Swap dictionary values

Question

Complete the given method called solve which takes as parameter a dictionary A.

A has some keys, but the values of the keys 'x' and 'y' have been mistakenly swapped. You have to put them back in their original positions, And return the dictionary.

Example Input: {'a': 1, 'b': 200, 'x': 2, 'y': 7}

Output: {'a': 1, 'b': 200, 'x': 7, 'y': 2}

def swap(a,b):
    temp=a
    a=b
    b=temp
def solve(A):
    print(swap(A['x'],A['y'])

i know i did it wrong, but cant understand it!

Answer 1

This has do with mutability in Python: whether a given object in memory can or can't be changed. You're providing the function with variables that point to integer objects, and these are immutable.

You can verify this yourself in the Python interpreter.

>>> A = {'a': 1, 'b': 200, 'x': 2, 'y': 7}
>>> x = A['x']
>>> x
2
>>> id(A['x'])
4402888976
>>> id(x)
4402888976
>>> x = 5
>>> id(A['x'])
4402888976
>>> id(x)
4402889072
>>> A
{'a': 1, 'b': 200, 'x': 2, 'y': 7}
>>> x
5

As you can see in this example, x initially has the same identity as A['x'] (they point to the same object in memory that holds the integer value 2 ). But when we assign x a new value, since integers are immutable, Python doesn't change the value where 2 is stored in memory; instead, it allocates another space in memory where it stores the integer value 5 and points x to it. So x points to another integer object in memory while A['x'] keeps pointing to the initial value it was assigned. The same thing is happening with your function.

Now, dictionaries a mutable objects in Python, so if you pass the dictionary instead of two integers, you can manipulate the dictionary within the function and your changes will remain after the function exits.

>>> A = {'a': 1, 'b': 200, 'x': 2, 'y': 7}
>>> def solve(d):
...     d['x'], d['y'] = d['y'], d['x']
...
>>> solve(A)
>>> A
{'a': 1, 'b': 200, 'x': 7, 'y': 2}

Answer 2

The problem with your code is that you are manipulating a and b only in the function's scope. You are not returning anything, so the program crashes as you try to print something that is never returned.

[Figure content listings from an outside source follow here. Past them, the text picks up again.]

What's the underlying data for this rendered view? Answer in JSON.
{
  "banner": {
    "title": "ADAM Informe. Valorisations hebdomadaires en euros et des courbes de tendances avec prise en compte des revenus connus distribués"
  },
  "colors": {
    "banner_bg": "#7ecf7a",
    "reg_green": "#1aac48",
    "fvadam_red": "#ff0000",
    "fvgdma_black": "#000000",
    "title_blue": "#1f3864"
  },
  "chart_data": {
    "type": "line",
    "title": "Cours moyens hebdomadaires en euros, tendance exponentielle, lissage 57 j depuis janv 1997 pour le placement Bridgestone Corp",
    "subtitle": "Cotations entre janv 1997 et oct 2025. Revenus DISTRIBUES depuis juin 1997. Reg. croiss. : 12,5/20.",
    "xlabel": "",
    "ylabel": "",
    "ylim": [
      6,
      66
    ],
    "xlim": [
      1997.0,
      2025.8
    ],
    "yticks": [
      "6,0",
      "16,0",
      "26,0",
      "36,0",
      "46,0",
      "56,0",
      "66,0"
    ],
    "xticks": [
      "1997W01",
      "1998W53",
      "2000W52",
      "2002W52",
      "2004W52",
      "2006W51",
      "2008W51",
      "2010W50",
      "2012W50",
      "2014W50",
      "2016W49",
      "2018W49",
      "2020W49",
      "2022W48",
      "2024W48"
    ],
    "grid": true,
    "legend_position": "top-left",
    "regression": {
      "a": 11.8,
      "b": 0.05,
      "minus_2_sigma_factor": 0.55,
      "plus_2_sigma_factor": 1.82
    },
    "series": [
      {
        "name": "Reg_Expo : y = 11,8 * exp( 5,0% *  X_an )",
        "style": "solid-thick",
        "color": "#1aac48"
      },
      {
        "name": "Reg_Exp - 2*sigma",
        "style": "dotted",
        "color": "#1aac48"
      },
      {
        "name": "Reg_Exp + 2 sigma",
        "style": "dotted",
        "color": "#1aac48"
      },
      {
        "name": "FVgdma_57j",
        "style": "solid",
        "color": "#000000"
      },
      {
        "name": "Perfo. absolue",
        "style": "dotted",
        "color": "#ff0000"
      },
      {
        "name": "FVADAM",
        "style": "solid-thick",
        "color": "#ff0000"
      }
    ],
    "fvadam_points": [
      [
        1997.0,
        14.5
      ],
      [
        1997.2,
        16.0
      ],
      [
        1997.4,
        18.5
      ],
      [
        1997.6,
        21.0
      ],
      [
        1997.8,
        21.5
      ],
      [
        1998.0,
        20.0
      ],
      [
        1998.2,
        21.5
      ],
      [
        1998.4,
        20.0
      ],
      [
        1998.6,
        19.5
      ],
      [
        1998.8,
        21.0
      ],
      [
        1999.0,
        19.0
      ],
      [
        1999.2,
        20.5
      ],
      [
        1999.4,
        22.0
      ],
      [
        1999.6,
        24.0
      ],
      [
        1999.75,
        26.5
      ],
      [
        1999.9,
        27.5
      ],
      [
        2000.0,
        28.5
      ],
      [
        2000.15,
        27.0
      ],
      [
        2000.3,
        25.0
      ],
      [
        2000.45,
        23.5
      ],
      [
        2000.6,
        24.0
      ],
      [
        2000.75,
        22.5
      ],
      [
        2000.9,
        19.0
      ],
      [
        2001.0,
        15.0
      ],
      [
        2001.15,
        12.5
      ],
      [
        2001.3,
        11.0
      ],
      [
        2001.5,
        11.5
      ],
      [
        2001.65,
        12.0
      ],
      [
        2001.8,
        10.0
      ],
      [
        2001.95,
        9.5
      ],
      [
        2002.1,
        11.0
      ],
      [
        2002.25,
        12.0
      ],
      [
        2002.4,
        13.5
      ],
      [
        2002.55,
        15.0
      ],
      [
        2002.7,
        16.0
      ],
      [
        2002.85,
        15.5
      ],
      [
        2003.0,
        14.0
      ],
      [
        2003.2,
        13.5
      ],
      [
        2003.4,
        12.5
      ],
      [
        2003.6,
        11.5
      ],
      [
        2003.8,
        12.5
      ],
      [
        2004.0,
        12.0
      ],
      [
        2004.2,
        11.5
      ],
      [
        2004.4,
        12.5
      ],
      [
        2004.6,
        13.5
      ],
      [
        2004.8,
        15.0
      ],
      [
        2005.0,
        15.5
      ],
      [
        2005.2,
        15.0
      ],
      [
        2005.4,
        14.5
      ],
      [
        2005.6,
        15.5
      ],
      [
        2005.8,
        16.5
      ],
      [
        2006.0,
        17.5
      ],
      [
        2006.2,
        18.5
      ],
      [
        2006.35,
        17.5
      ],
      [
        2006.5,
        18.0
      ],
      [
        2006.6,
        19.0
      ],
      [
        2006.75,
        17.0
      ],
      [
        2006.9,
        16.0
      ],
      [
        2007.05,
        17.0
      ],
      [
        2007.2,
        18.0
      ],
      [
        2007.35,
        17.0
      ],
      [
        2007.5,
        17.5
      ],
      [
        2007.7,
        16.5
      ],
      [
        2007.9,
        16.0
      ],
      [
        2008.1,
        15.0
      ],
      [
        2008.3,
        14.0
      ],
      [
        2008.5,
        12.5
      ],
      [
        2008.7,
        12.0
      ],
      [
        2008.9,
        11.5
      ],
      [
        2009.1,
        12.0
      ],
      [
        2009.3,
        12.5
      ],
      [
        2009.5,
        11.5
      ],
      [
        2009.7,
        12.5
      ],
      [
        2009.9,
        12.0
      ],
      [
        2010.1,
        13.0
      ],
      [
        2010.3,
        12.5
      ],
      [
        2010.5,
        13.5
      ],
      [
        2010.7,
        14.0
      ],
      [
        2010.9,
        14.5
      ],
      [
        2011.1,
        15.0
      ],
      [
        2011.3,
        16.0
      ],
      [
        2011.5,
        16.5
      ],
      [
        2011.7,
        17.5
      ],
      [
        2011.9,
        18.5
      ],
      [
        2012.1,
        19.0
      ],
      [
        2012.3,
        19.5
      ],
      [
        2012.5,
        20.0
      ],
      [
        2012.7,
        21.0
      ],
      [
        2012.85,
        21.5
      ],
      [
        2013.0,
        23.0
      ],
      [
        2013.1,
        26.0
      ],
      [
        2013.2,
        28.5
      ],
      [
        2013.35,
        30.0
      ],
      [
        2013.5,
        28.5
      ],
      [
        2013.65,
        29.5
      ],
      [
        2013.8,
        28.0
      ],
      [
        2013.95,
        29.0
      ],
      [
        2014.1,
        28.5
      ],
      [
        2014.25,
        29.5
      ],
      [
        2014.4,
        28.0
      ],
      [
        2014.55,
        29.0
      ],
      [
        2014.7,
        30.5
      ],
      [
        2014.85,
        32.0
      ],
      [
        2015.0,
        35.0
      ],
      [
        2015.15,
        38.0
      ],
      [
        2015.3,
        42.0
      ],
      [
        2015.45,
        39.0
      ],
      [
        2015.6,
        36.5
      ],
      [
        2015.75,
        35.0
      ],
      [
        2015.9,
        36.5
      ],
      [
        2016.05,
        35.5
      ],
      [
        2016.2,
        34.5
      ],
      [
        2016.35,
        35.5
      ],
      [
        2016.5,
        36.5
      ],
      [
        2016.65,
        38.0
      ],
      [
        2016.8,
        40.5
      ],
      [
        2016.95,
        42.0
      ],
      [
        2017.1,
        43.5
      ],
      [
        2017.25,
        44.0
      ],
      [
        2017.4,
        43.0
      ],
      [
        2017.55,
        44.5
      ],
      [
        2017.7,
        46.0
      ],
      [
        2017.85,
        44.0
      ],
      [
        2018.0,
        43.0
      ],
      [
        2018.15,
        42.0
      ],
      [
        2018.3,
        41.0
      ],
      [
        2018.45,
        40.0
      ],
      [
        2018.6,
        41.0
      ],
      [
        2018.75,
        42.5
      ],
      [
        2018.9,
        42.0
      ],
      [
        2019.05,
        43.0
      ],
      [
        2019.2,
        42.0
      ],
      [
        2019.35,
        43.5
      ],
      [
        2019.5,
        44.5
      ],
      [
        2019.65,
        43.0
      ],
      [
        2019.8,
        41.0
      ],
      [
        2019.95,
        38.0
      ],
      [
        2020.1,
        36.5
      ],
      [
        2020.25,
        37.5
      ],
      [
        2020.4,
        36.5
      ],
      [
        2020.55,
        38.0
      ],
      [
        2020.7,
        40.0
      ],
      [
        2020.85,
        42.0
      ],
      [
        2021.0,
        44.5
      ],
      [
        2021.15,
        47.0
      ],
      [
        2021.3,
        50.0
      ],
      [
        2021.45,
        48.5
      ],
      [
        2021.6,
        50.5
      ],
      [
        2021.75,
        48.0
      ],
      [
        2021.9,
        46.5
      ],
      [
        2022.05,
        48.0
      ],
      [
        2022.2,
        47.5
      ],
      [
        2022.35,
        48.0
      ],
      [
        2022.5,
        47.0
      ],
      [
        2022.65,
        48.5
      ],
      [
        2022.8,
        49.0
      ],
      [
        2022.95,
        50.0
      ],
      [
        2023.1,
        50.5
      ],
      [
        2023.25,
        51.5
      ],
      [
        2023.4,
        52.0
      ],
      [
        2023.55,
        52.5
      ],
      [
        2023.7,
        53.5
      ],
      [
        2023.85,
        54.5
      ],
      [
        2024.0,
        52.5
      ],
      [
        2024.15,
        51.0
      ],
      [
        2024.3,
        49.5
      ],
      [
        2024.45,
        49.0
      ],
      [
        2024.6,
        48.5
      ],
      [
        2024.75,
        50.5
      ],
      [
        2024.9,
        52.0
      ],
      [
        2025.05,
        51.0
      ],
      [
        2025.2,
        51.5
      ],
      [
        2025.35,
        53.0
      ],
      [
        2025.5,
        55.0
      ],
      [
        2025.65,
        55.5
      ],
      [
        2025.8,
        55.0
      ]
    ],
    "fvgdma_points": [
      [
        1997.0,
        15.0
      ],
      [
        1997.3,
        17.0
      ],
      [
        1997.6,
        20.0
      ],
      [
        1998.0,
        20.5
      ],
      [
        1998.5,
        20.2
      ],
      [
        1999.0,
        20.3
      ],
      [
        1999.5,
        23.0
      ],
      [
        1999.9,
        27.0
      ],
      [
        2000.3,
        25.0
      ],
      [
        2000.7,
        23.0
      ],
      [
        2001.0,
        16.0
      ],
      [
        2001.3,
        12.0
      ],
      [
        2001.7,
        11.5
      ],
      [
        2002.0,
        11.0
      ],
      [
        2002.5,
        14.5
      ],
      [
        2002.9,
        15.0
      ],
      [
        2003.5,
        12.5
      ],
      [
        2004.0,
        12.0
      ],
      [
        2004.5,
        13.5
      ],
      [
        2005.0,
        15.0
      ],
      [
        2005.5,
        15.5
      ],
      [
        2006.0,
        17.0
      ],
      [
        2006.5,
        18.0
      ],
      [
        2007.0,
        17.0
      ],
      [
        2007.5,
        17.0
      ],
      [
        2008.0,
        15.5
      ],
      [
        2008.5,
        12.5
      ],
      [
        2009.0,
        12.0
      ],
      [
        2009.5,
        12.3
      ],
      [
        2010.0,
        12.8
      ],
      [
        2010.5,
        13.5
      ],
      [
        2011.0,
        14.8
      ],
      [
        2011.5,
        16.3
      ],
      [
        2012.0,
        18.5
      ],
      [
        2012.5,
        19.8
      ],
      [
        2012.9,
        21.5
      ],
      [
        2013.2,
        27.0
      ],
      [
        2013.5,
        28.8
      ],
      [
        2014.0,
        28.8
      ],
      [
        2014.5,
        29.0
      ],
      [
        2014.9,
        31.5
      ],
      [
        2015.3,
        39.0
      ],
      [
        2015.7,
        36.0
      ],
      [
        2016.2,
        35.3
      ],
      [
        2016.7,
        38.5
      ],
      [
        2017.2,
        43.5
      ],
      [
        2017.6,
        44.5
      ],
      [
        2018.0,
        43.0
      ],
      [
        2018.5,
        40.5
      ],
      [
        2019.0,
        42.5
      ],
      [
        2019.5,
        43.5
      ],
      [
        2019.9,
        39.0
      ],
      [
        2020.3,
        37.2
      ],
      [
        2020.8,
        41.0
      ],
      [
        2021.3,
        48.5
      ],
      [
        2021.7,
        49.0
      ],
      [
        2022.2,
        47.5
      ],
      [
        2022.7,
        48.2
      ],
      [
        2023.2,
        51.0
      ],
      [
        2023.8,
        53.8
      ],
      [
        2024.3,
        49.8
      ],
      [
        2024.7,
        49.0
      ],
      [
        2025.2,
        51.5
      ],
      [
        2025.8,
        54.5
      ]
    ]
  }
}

Try this solution instead:

dict = {
  "a": 1,
  "b": 200,
  "x": 2,
  "y": 7
}

def swap(a,b):
    a,b = b,a
    return a,b
    
def solve(A):
    A['x'], A['y'] = swap(A['x'], A['y'])
    return A
    
print(solve(dict))

Answer 3

For a dictionary you can use the update method

d = {'a': 1, 'b': 200, 'x': 2, 'y': 7}
d.update({'x':d['y'], 'y':d['x']})

print(d)
{'a': 1, 'b': 200, 'x': 7, 'y': 2}